Em 7 de maio de 2009, o deputado estadual Fernando Ribas Carli Filho, do Paraná, voou com sua VW Passat Variant blindada a 190 km/h pelo teto do Honda Fit de Gilmar Rafael Souza Yared, de 26 anos. Numa das principais avenidas de Curitiba. Ele havia bebido. No acidente, além de Yared, morreu também Carlos Murilo de Almeida, de 20 anos. O caso deve ir a júri popular este ano se os recursos do ex-deputado não forem mais aceitos. A demorar mais tempo, o processo corre o risco de prescrever. Como já aconteceu com tantos outros casos que contam com a ineficiência da Justiça brasileira para garantir a impunidade.
A história de Masson terminou naquela noite de sábado. A do julgamento de sua morte, se é que ele vai acontecer, deve se arrastar por anos. Enquanto isso, novas histórias pipocam na internet, como a de Victor Pinheiro, o ciclista atropelado de propósito em São Paulo, por sorte sem outras consequências que arranhões e indignação. Segundo a repórter que o entrevista, o motorista, se for encontrado, pode responder por lesão corporal culposa, ou seja, sem intenção de matar. Se você viu o vídeo, há de concordar que o que acontece é tentativa de homicídio.

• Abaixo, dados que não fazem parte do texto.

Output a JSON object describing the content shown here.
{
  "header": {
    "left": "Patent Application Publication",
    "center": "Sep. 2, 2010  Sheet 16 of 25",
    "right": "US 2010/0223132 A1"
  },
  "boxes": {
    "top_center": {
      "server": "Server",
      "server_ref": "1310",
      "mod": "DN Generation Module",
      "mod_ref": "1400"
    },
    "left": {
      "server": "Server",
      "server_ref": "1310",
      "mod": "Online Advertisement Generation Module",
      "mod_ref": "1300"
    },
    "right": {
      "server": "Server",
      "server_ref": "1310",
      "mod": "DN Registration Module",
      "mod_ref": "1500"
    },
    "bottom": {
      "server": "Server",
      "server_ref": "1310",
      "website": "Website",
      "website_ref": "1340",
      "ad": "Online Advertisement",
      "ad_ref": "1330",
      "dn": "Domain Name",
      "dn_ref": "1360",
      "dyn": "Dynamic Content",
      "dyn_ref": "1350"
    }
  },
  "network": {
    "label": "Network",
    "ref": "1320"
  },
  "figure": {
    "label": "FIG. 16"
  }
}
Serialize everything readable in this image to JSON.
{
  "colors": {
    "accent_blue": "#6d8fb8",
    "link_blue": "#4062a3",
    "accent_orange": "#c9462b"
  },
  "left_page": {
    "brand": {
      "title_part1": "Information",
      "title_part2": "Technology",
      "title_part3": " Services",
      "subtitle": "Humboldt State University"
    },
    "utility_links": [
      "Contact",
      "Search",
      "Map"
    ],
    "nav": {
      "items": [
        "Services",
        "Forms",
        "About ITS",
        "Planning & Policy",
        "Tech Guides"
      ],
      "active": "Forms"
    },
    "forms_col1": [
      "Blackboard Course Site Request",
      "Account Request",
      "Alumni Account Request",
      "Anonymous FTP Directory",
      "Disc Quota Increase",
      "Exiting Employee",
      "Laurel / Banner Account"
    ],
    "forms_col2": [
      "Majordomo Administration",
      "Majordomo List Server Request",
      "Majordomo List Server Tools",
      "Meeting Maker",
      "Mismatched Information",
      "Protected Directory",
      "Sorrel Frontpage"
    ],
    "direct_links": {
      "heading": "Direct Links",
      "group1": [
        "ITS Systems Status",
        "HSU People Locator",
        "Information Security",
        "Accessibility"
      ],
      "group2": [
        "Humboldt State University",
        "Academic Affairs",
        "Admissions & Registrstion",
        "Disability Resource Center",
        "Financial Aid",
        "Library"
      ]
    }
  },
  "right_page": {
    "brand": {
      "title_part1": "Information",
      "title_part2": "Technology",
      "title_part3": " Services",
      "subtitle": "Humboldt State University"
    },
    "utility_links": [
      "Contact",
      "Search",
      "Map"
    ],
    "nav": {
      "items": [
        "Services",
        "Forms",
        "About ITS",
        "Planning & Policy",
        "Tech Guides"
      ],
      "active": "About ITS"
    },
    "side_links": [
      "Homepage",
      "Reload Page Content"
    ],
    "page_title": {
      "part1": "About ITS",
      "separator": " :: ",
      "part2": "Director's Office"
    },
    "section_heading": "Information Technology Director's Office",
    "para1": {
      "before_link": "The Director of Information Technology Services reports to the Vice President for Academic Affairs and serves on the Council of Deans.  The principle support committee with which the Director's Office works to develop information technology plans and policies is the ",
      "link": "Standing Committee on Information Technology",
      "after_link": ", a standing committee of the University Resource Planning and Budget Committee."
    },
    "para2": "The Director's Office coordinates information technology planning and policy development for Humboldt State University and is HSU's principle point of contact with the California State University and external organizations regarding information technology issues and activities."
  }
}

O trânsito brasileiro mata 50 mil pessoas por ano. E o que mais choca é saber que uma parcela expressiva de toda essa gente pode ter sido morta de propósito. Sorte dos assassinos terem escolhido a arma certa para a empreitada. Uma que não exige porte, mas que transporta os malfeitores para onde eles quiserem. Inclusive para longe da cadeia onde eles deveriam estar.